Manufacturing Efficiency
Average fund-based working capital utilization was moderate at ~79% for the 12 months ended August 2025. Efficiency is challenged by the need to maintain a large basket of SKUs across the country.
Logistics & Distribution
Receivables cycle is approximately 45 days, with the company extending 1-2 months of credit to its distributors.
Strategic Growth
Expected Growth Rate
15-20%
Growth Strategy
The company aims to reach a revenue range of INR 1,000 - 1,200 Cr over the next 2-3 years. This will be achieved by increasing the branded business share to 75%+ of total sales, leveraging the 'Onida' brand equity, and expanding the product portfolio in the AC and Washing Machine segments.
Products & Services
Televisions (LED/Panel), Air Conditioners, and Washing Machines.
Brand Portfolio
Onida
New Products/Services
Focusing on 'budget-conscious to mid-range' consumers with updated features in ACs and Washing Machines to compete with global brands.
Market Expansion
The company is focusing on strengthening its domestic presence through its established dealer/distributor network and national warehouse footprint.
Market Share & Ranking
Not disclosed in available documents, but operates in a highly fragmented industry dominated by large MNCs.
External Factors
Industry Trends
The industry is shifting toward energy-efficient products due to stricter regulatory norms. MIRC is positioning itself by focusing on its branded segment which allows for better absorption of compliance costs.
Competitive Landscape
Highly competitive and fragmented, dominated by large MNCs with global presence and regional players using aggressive pricing.
Competitive Moat
The primary moat is the 'Onida' brand, which has over four decades of recognition in India. However, this is under constant threat from the superior financial flexibility and R&D of global MNCs.

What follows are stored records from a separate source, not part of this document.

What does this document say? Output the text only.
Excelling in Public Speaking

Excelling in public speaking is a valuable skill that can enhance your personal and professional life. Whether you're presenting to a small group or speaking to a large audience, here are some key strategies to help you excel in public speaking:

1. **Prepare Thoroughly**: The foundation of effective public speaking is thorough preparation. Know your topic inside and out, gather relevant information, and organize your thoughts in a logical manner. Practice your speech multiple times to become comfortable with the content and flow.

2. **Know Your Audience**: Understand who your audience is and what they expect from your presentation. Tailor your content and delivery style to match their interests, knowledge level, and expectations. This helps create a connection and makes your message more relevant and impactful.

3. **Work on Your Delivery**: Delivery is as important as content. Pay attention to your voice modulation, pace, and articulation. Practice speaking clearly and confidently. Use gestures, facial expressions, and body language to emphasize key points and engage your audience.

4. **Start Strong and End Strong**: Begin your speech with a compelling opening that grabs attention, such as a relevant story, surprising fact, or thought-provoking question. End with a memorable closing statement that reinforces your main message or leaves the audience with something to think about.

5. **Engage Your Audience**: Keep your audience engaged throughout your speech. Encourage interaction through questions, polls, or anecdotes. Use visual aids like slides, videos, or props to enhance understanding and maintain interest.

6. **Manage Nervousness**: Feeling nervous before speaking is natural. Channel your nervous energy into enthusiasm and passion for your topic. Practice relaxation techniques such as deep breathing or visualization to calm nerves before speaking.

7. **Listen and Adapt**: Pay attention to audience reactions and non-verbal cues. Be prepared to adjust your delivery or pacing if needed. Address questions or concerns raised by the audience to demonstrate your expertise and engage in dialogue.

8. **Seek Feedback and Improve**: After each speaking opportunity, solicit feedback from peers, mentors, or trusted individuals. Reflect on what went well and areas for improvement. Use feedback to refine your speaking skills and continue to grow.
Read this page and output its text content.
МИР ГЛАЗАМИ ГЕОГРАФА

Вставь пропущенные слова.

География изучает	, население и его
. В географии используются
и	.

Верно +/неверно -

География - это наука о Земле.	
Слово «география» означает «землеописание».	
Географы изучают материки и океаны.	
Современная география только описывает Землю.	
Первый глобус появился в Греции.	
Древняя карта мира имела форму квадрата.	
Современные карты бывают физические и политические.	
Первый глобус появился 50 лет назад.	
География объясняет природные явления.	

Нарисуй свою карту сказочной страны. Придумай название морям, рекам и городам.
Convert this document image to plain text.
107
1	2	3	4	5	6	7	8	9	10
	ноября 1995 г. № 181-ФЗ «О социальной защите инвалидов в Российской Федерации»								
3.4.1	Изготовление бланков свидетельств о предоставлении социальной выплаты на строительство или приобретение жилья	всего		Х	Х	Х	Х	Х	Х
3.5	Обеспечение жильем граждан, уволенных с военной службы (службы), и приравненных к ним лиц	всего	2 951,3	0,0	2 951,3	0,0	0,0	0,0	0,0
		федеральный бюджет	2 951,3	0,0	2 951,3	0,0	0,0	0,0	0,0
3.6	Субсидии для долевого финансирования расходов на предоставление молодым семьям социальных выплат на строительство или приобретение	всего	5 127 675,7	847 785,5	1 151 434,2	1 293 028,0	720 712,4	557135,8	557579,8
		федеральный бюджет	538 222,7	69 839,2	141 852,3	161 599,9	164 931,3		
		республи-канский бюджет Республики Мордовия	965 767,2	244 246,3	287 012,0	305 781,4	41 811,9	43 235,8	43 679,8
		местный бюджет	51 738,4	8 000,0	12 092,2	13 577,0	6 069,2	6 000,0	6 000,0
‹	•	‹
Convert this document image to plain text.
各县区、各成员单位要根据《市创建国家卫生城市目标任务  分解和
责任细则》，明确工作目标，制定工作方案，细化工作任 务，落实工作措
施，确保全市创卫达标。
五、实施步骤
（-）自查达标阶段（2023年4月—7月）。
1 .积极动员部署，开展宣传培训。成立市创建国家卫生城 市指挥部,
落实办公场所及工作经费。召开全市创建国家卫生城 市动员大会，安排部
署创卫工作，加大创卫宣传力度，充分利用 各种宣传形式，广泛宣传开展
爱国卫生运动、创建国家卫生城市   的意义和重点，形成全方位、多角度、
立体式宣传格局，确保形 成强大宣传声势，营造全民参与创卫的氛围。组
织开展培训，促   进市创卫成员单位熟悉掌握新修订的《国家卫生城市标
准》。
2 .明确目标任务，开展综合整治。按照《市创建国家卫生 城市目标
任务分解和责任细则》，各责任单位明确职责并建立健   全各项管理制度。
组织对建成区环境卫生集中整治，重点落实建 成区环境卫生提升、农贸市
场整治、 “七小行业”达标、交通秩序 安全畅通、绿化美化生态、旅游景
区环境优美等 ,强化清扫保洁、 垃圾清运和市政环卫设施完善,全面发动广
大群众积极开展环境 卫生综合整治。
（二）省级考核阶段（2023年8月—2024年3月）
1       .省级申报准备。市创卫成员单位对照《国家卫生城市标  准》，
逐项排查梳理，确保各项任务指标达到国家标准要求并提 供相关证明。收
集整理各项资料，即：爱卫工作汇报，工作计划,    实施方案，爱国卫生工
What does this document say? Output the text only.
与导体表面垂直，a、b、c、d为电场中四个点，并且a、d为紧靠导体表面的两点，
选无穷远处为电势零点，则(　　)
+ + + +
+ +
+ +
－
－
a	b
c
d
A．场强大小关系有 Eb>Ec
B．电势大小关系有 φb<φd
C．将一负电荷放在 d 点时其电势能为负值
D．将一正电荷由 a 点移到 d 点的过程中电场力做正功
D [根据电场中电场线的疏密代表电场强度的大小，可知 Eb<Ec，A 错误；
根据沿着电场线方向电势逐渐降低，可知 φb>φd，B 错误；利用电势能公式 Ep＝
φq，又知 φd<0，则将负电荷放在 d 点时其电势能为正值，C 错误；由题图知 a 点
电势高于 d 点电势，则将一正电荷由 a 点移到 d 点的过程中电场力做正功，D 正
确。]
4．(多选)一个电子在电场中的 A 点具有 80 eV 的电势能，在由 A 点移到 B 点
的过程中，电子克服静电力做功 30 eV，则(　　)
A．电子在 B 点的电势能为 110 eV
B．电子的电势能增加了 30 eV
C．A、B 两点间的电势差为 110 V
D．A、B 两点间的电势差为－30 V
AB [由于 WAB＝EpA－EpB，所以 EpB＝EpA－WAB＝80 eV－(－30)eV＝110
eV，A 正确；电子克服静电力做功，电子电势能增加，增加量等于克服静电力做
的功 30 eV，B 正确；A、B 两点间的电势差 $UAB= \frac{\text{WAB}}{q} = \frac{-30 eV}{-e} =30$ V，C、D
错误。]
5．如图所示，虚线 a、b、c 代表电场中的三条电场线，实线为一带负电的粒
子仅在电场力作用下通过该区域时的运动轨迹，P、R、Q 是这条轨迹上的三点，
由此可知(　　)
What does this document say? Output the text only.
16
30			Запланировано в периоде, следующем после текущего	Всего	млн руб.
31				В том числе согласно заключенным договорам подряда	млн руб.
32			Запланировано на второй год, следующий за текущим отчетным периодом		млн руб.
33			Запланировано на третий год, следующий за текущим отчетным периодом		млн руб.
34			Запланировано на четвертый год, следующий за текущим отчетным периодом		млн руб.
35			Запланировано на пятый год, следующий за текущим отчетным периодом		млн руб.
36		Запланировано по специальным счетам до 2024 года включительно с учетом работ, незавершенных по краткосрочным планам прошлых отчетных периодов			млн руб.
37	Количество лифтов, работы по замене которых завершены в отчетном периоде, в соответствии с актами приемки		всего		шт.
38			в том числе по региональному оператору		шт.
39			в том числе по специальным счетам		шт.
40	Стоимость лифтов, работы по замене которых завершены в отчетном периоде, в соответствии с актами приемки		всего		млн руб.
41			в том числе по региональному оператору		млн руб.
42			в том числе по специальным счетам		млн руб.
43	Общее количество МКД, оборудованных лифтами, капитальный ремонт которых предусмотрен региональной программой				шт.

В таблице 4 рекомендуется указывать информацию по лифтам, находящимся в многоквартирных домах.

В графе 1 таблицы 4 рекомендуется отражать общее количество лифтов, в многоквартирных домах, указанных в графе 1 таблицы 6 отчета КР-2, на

Macro Economic Sensitivity
Discretionary spending is highly sensitive to economic slowdowns and high interest rates, which can lead consumers to defer purchases of TVs and ACs.
Consumer Behavior
Shift toward energy-efficient appliances and mid-range branded products over unbranded or OEM-manufactured goods.
Geopolitical Risks
Heavy reliance on China and Hong Kong for component sourcing makes the company vulnerable to changes in import duties or trade restrictions.
Regulatory & Governance
Industry Regulations
Stricter energy-efficiency norms and environmental regulations regarding refrigerants and electronic waste add to the cost of compliance and manufacturing standards.
Environmental Compliance
The company faced a retrospective E-waste compliance charge of INR 10 Cr in FY25, which significantly impacted quarterly profitability.
Risk Analysis
Key Uncertainties
The primary uncertainty is the ability to sustain the turnaround in EBITDA margins while facing volatile raw material costs and intense MNC competition, with a potential impact of 5-10% on margins.
Geographic Concentration Risk
Revenue is primarily domestic, but sourcing is heavily concentrated in China and Hong Kong.
Third Party Dependencies
High dependency on a few large customers (top 5 representing 71.66% of FY23 revenue) and international component suppliers.
Technology Obsolescence Risk
High risk due to rapidly changing technology in the electronics sector; failure to innovate could lead to further inventory write-offs similar to the INR 17.34 Cr hit in FY24.
Credit & Counterparty Risk
Receivables cycle of 45 days indicates moderate credit risk from the distributor network.